Advocating avatars in the workplace
2nd Apr 2013 | 07:00
Avaya CTO for EMEA talks about virtual characters
Maybe the craze for playing with avatars has subsided, but some believe that they could become a fixture in the workplace over the next few years.
Nigel Moulton, Chief Technology Officer EMEA for communications company Avaya, says it can encourage people to work together better than when they're face to face.
Avaya has been staking a claim in the market over the past 15 months with AvayaLive Engage, a platform for virtual environments in which users interact with each other through avatars. An organisation can create the environment, and employees can create their virtual characters to cut the hassle of getting together in a particular office.
Moulton is a cheerleader for the technology, saying that the virtual environment reduces inhibitions that often appear in the physical workplace.
"We find people collaborate more naturally in a virtual environment than the real world," he says. "There seems to be less of a barrier to collaborating."
There are some informal rules that are best followed: for example, people should create avatars that do not look greatly different to their real world appearance, and dressing the avatar in line with the type of meeting taking place.
Moulton says the technology provides a flexible platform for meetings. It's possible to hold conversations, provide presentations and show videos to participants, and they can interact with virtual objects, such as carrying out tasks and downloading written materials.
Avaya itself has used it extensively in training, in which a range of digital resources can be brought into the process.
So far it has been used largely by larger companies, which have been able to show a return on the capital investment through the travel savings.

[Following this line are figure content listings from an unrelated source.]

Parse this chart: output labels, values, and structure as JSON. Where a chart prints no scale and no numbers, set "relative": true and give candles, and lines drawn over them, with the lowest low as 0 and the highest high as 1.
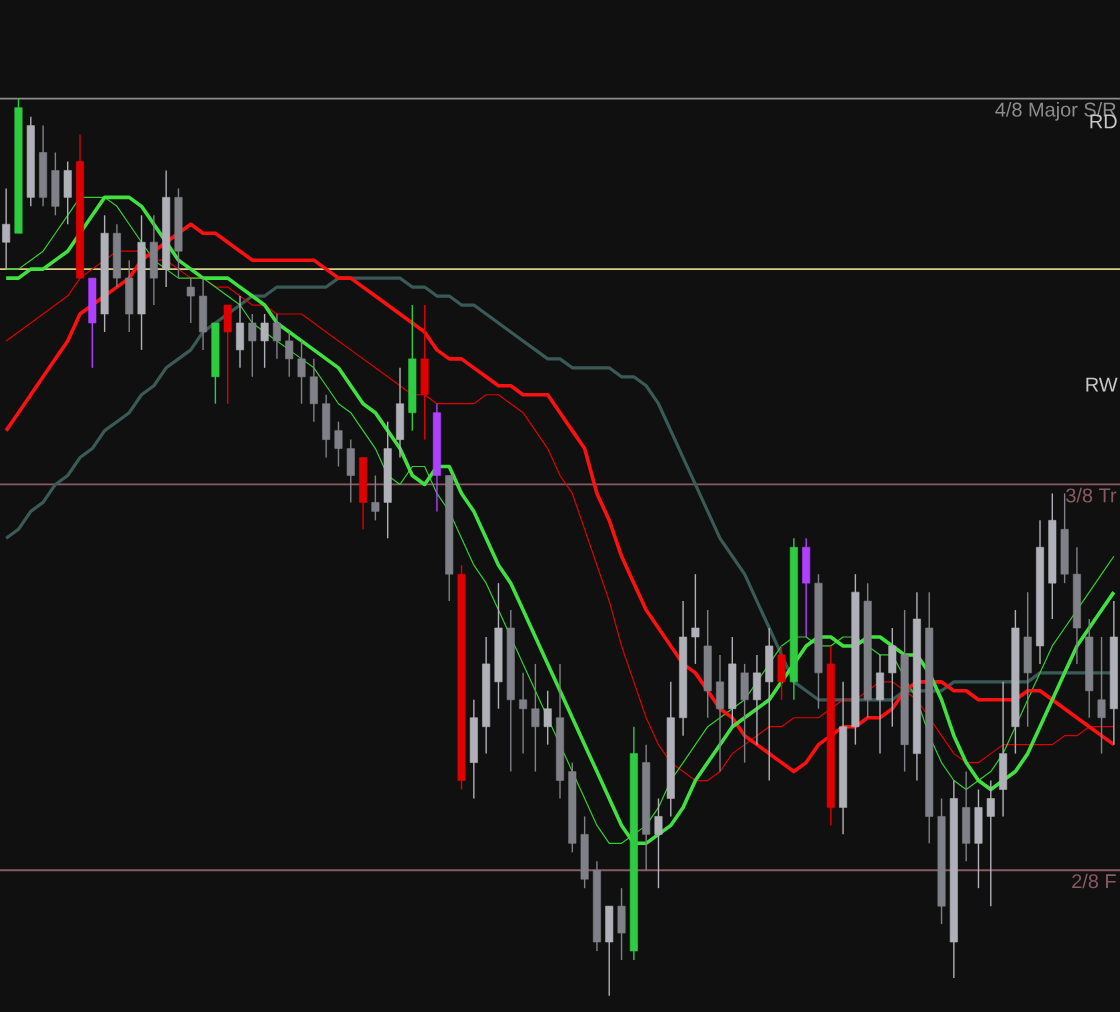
{
  "chart_data": {
    "type": "candlestick",
    "relative": true,
    "categories": [
      null,
      null,
      null,
      null,
      null,
      null,
      null,
      null,
      null,
      null,
      null,
      null,
      null,
      null,
      null,
      null,
      null,
      null,
      null,
      null,
      null,
      null,
      null,
      null,
      null,
      null,
      null,
      null,
      null,
      null,
      null,
      null,
      null,
      null,
      null,
      null,
      null,
      null,
      null,
      null,
      null,
      null,
      null,
      null,
      null,
      null,
      null,
      null,
      null,
      null,
      null,
      null,
      null,
      null,
      null,
      null,
      null,
      null,
      null,
      null,
      null,
      null,
      null,
      null,
      null,
      null,
      null,
      null,
      null,
      null,
      null,
      null,
      null,
      null,
      null,
      null,
      null,
      null,
      null,
      null,
      null,
      null,
      null,
      null,
      null,
      null,
      null,
      null,
      null,
      null,
      null
    ],
    "ohlc": [
      [
        0.84,
        0.9,
        0.81,
        0.86
      ],
      [
        0.85,
        1.0,
        0.85,
        0.99
      ],
      [
        0.89,
        0.98,
        0.88,
        0.97
      ],
      [
        0.94,
        0.97,
        0.88,
        0.89
      ],
      [
        0.92,
        0.94,
        0.87,
        0.88
      ],
      [
        0.89,
        0.93,
        0.86,
        0.92
      ],
      [
        0.93,
        0.96,
        0.8,
        0.8
      ],
      [
        0.8,
        0.8,
        0.7,
        0.75
      ],
      [
        0.76,
        0.87,
        0.74,
        0.85
      ],
      [
        0.85,
        0.86,
        0.79,
        0.8
      ],
      [
        0.8,
        0.82,
        0.74,
        0.76
      ],
      [
        0.76,
        0.87,
        0.72,
        0.84
      ],
      [
        0.84,
        0.87,
        0.77,
        0.8
      ],
      [
        0.81,
        0.92,
        0.79,
        0.89
      ],
      [
        0.89,
        0.9,
        0.8,
        0.83
      ],
      [
        0.79,
        0.8,
        0.75,
        0.78
      ],
      [
        0.78,
        0.8,
        0.72,
        0.74
      ],
      [
        0.69,
        0.75,
        0.66,
        0.75
      ],
      [
        0.77,
        0.77,
        0.66,
        0.74
      ],
      [
        0.72,
        0.78,
        0.7,
        0.75
      ],
      [
        0.75,
        0.76,
        0.69,
        0.73
      ],
      [
        0.73,
        0.76,
        0.7,
        0.75
      ],
      [
        0.75,
        0.76,
        0.71,
        0.73
      ],
      [
        0.73,
        0.74,
        0.69,
        0.71
      ],
      [
        0.71,
        0.73,
        0.66,
        0.69
      ],
      [
        0.69,
        0.71,
        0.64,
        0.66
      ],
      [
        0.66,
        0.67,
        0.6,
        0.62
      ],
      [
        0.63,
        0.64,
        0.59,
        0.61
      ],
      [
        0.61,
        0.62,
        0.55,
        0.58
      ],
      [
        0.6,
        0.6,
        0.52,
        0.55
      ],
      [
        0.55,
        0.58,
        0.53,
        0.54
      ],
      [
        0.55,
        0.64,
        0.51,
        0.61
      ],
      [
        0.62,
        0.7,
        0.6,
        0.66
      ],
      [
        0.65,
        0.77,
        0.63,
        0.71
      ],
      [
        0.71,
        0.77,
        0.62,
        0.67
      ],
      [
        0.65,
        0.66,
        0.54,
        0.58
      ],
      [
        0.58,
        0.58,
        0.44,
        0.47
      ],
      [
        0.47,
        0.48,
        0.23,
        0.24
      ],
      [
        0.26,
        0.33,
        0.22,
        0.31
      ],
      [
        0.3,
        0.4,
        0.27,
        0.37
      ],
      [
        0.35,
        0.46,
        0.32,
        0.41
      ],
      [
        0.41,
        0.43,
        0.25,
        0.33
      ],
      [
        0.33,
        0.36,
        0.27,
        0.32
      ],
      [
        0.32,
        0.37,
        0.25,
        0.3
      ],
      [
        0.3,
        0.34,
        0.28,
        0.32
      ],
      [
        0.31,
        0.37,
        0.22,
        0.24
      ],
      [
        0.25,
        0.26,
        0.16,
        0.17
      ],
      [
        0.18,
        0.2,
        0.12,
        0.13
      ],
      [
        0.14,
        0.15,
        0.05,
        0.06
      ],
      [
        0.06,
        0.1,
        0.0,
        0.1
      ],
      [
        0.1,
        0.12,
        0.04,
        0.07
      ],
      [
        0.05,
        0.3,
        0.04,
        0.27
      ],
      [
        0.26,
        0.28,
        0.14,
        0.18
      ],
      [
        0.18,
        0.22,
        0.12,
        0.2
      ],
      [
        0.22,
        0.35,
        0.2,
        0.31
      ],
      [
        0.31,
        0.44,
        0.29,
        0.4
      ],
      [
        0.4,
        0.47,
        0.37,
        0.41
      ],
      [
        0.39,
        0.43,
        0.31,
        0.34
      ],
      [
        0.35,
        0.38,
        0.25,
        0.32
      ],
      [
        0.32,
        0.4,
        0.3,
        0.37
      ],
      [
        0.36,
        0.37,
        0.26,
        0.33
      ],
      [
        0.33,
        0.38,
        0.28,
        0.36
      ],
      [
        0.35,
        0.41,
        0.24,
        0.39
      ],
      [
        0.38,
        0.39,
        0.33,
        0.35
      ],
      [
        0.35,
        0.51,
        0.33,
        0.5
      ],
      [
        0.5,
        0.51,
        0.4,
        0.46
      ],
      [
        0.46,
        0.47,
        0.32,
        0.36
      ],
      [
        0.37,
        0.39,
        0.19,
        0.21
      ],
      [
        0.21,
        0.35,
        0.18,
        0.3
      ],
      [
        0.3,
        0.47,
        0.28,
        0.45
      ],
      [
        0.44,
        0.46,
        0.31,
        0.33
      ],
      [
        0.33,
        0.38,
        0.27,
        0.36
      ],
      [
        0.36,
        0.41,
        0.3,
        0.39
      ],
      [
        0.38,
        0.43,
        0.25,
        0.28
      ],
      [
        0.27,
        0.45,
        0.24,
        0.42
      ],
      [
        0.41,
        0.45,
        0.17,
        0.2
      ],
      [
        0.2,
        0.22,
        0.08,
        0.1
      ],
      [
        0.06,
        0.24,
        0.02,
        0.22
      ],
      [
        0.21,
        0.25,
        0.15,
        0.17
      ],
      [
        0.17,
        0.23,
        0.12,
        0.21
      ],
      [
        0.2,
        0.24,
        0.1,
        0.22
      ],
      [
        0.23,
        0.35,
        0.2,
        0.27
      ],
      [
        0.3,
        0.43,
        0.27,
        0.41
      ],
      [
        0.4,
        0.45,
        0.3,
        0.36
      ],
      [
        0.39,
        0.53,
        0.37,
        0.5
      ],
      [
        0.46,
        0.56,
        0.42,
        0.53
      ],
      [
        0.52,
        0.56,
        0.46,
        0.47
      ],
      [
        0.47,
        0.5,
        0.37,
        0.41
      ],
      [
        0.4,
        0.42,
        0.31,
        0.34
      ],
      [
        0.33,
        0.4,
        0.27,
        0.31
      ],
      [
        0.32,
        0.44,
        0.28,
        0.4
      ]
    ],
    "colors": [
      "#b0b0b8",
      "#2ecc40",
      "#b0b0b8",
      "#808088",
      "#808088",
      "#b0b0b8",
      "#e00000",
      "#b040ff",
      "#b0b0b8",
      "#808088",
      "#808088",
      "#b0b0b8",
      "#808088",
      "#b0b0b8",
      "#808088",
      "#808088",
      "#808088",
      "#2ecc40",
      "#e00000",
      "#b0b0b8",
      "#808088",
      "#b0b0b8",
      "#808088",
      "#808088",
      "#808088",
      "#808088",
      "#808088",
      "#808088",
      "#808088",
      "#e00000",
      "#808088",
      "#b0b0b8",
      "#b0b0b8",
      "#2ecc40",
      "#e00000",
      "#b040ff",
      "#808088",
      "#e00000",
      "#b0b0b8",
      "#b0b0b8",
      "#b0b0b8",
      "#808088",
      "#808088",
      "#808088",
      "#b0b0b8",
      "#808088",
      "#808088",
      "#808088",
      "#808088",
      "#b0b0b8",
      "#808088",
      "#2ecc40",
      "#808088",
      "#b0b0b8",
      "#b0b0b8",
      "#b0b0b8",
      "#b0b0b8",
      "#808088",
      "#808088",
      "#b0b0b8",
      "#808088",
      "#b0b0b8",
      "#b0b0b8",
      "#e00000",
      "#2ecc40",
      "#b040ff",
      "#808088",
      "#e00000",
      "#b0b0b8",
      "#b0b0b8",
      "#808088",
      "#b0b0b8",
      "#b0b0b8",
      "#808088",
      "#b0b0b8",
      "#808088",
      "#808088",
      "#b0b0b8",
      "#808088",
      "#b0b0b8",
      "#b0b0b8",
      "#b0b0b8",
      "#b0b0b8",
      "#808088",
      "#b0b0b8",
      "#b0b0b8",
      "#808088",
      "#808088",
      "#808088",
      "#808088",
      "#b0b0b8"
    ],
    "series": [
      {
        "type": "line",
        "color": "#3a5a58",
        "values": [
          0.51,
          0.52,
          0.54,
          0.55,
          0.57,
          0.58,
          0.6,
          0.61,
          0.63,
          0.64,
          0.65,
          0.67,
          0.68,
          0.7,
          0.71,
          0.72,
          0.74,
          0.75,
          0.76,
          0.77,
          0.78,
          0.78,
          0.79,
          0.79,
          0.79,
          0.79,
          0.79,
          0.8,
          0.8,
          0.8,
          0.8,
          0.8,
          0.8,
          0.79,
          0.79,
          0.78,
          0.78,
          0.77,
          0.77,
          0.76,
          0.75,
          0.74,
          0.73,
          0.72,
          0.71,
          0.71,
          0.7,
          0.7,
          0.7,
          0.7,
          0.69,
          0.69,
          0.68,
          0.66,
          0.63,
          0.6,
          0.57,
          0.54,
          0.51,
          0.49,
          0.47,
          0.44,
          0.41,
          0.38,
          0.35,
          0.34,
          0.33,
          0.33,
          0.33,
          0.33,
          0.33,
          0.33,
          0.33,
          0.34,
          0.34,
          0.34,
          0.34,
          0.35,
          0.35,
          0.35,
          0.35,
          0.35,
          0.35,
          0.35,
          0.36,
          0.36,
          0.36,
          0.36,
          0.36,
          0.36,
          0.36
        ]
      },
      {
        "type": "line",
        "color": "#e00000",
        "values": [
          0.73,
          0.74,
          0.75,
          0.76,
          0.77,
          0.78,
          0.8,
          0.81,
          0.82,
          0.83,
          0.83,
          0.83,
          0.82,
          0.82,
          0.81,
          0.8,
          0.8,
          0.79,
          0.79,
          0.78,
          0.77,
          0.77,
          0.76,
          0.76,
          0.76,
          0.75,
          0.74,
          0.73,
          0.72,
          0.71,
          0.7,
          0.69,
          0.68,
          0.67,
          0.67,
          0.66,
          0.66,
          0.66,
          0.66,
          0.67,
          0.67,
          0.66,
          0.65,
          0.63,
          0.61,
          0.58,
          0.56,
          0.52,
          0.48,
          0.44,
          0.39,
          0.35,
          0.31,
          0.28,
          0.26,
          0.25,
          0.24,
          0.24,
          0.25,
          0.27,
          0.28,
          0.29,
          0.3,
          0.3,
          0.31,
          0.31,
          0.31,
          0.32,
          0.33,
          0.33,
          0.34,
          0.35,
          0.35,
          0.34,
          0.33,
          0.31,
          0.29,
          0.27,
          0.26,
          0.26,
          0.27,
          0.28,
          0.28,
          0.28,
          0.28,
          0.28,
          0.29,
          0.29,
          0.3,
          0.3,
          0.3
        ]
      },
      {
        "type": "line",
        "color": "#30d030",
        "values": [
          0.81,
          0.81,
          0.82,
          0.83,
          0.85,
          0.87,
          0.89,
          0.89,
          0.89,
          0.88,
          0.86,
          0.84,
          0.82,
          0.81,
          0.8,
          0.8,
          0.8,
          0.79,
          0.78,
          0.77,
          0.75,
          0.74,
          0.73,
          0.72,
          0.71,
          0.7,
          0.68,
          0.66,
          0.65,
          0.63,
          0.61,
          0.58,
          0.57,
          0.59,
          0.59,
          0.56,
          0.54,
          0.51,
          0.48,
          0.46,
          0.43,
          0.4,
          0.37,
          0.34,
          0.31,
          0.28,
          0.25,
          0.22,
          0.19,
          0.17,
          0.17,
          0.18,
          0.19,
          0.21,
          0.24,
          0.26,
          0.28,
          0.3,
          0.31,
          0.32,
          0.33,
          0.35,
          0.37,
          0.39,
          0.4,
          0.4,
          0.39,
          0.39,
          0.4,
          0.4,
          0.39,
          0.38,
          0.38,
          null,
          0.33,
          0.29,
          0.26,
          0.24,
          0.23,
          0.24,
          0.25,
          0.27,
          0.3,
          0.33,
          0.36,
          0.39,
          0.41,
          0.43,
          0.45,
          0.47,
          0.49
        ]
      },
      {
        "type": "line",
        "color": "#ff1010",
        "values": [
          0.63,
          0.65,
          0.67,
          0.69,
          0.71,
          0.73,
          0.76,
          0.77,
          0.78,
          0.79,
          0.8,
          0.82,
          0.83,
          0.84,
          0.85,
          0.86,
          0.85,
          0.85,
          0.84,
          0.83,
          0.82,
          0.82,
          0.82,
          0.82,
          0.82,
          0.82,
          0.81,
          0.8,
          0.8,
          0.79,
          0.78,
          0.77,
          0.76,
          0.75,
          0.74,
          0.72,
          0.71,
          0.71,
          0.7,
          0.69,
          0.68,
          0.68,
          0.67,
          0.67,
          0.67,
          0.65,
          0.63,
          0.61,
          0.56,
          0.53,
          0.49,
          0.46,
          0.43,
          0.41,
          0.39,
          0.37,
          0.36,
          0.34,
          0.32,
          0.31,
          0.29,
          0.28,
          0.27,
          0.26,
          0.25,
          0.26,
          0.28,
          0.29,
          0.3,
          0.3,
          0.31,
          0.31,
          0.32,
          0.34,
          0.35,
          0.35,
          0.35,
          0.34,
          0.34,
          0.33,
          0.33,
          0.33,
          0.33,
          0.34,
          0.34,
          0.33,
          0.32,
          0.31,
          0.3,
          0.29,
          0.28
        ]
      },
      {
        "type": "line",
        "color": "#40e040",
        "values": [
          0.8,
          0.8,
          0.81,
          0.81,
          0.82,
          0.83,
          0.85,
          0.87,
          0.89,
          0.89,
          0.89,
          0.88,
          0.86,
          0.84,
          0.82,
          0.81,
          0.8,
          0.8,
          0.8,
          0.79,
          0.78,
          0.77,
          0.75,
          0.74,
          0.73,
          0.72,
          0.71,
          0.7,
          0.68,
          0.66,
          0.65,
          0.63,
          0.61,
          0.58,
          0.57,
          0.59,
          0.59,
          0.56,
          0.54,
          0.51,
          0.48,
          0.46,
          0.43,
          0.4,
          0.37,
          0.34,
          0.31,
          0.28,
          0.25,
          0.22,
          0.19,
          0.17,
          0.17,
          0.18,
          0.19,
          0.21,
          0.24,
          0.26,
          0.28,
          0.3,
          0.31,
          0.32,
          0.33,
          0.35,
          0.37,
          0.39,
          0.4,
          0.4,
          0.39,
          0.39,
          0.4,
          0.4,
          0.39,
          0.38,
          0.38,
          0.36,
          0.33,
          0.29,
          0.26,
          0.24,
          0.23,
          0.24,
          0.25,
          0.27,
          0.3,
          0.33,
          0.36,
          0.39,
          0.41,
          0.43,
          0.45
        ]
      }
    ],
    "ref_lines": [
      {
        "axis": "y",
        "value": 1.0,
        "label": "4/8 Major S/R",
        "color": "#8c8c8c"
      },
      {
        "axis": "y",
        "value": 0.81,
        "color": "#d8cf8a"
      },
      {
        "axis": "y",
        "value": 0.57,
        "label": "3/8 Tr",
        "color": "#8a5a62"
      },
      {
        "axis": "y",
        "value": 0.14,
        "label": "2/8 F",
        "color": "#8a5a62"
      }
    ],
    "annotations": [
      "RD",
      "RW"
    ]
  }
}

But Moulton says that service providers are making it available on a pay per use model better suited to smaller firms.
Some smaller companies are using it to work with partners on specific projects, and set up communities of interest in which they can deal with shared problems.
"If you project forwards 18 to 24 months I think you will see people begin to more broadly embrace these virtual worlds," Moulton says. "This notion that I attend a meeting through my browser will become more commonplace."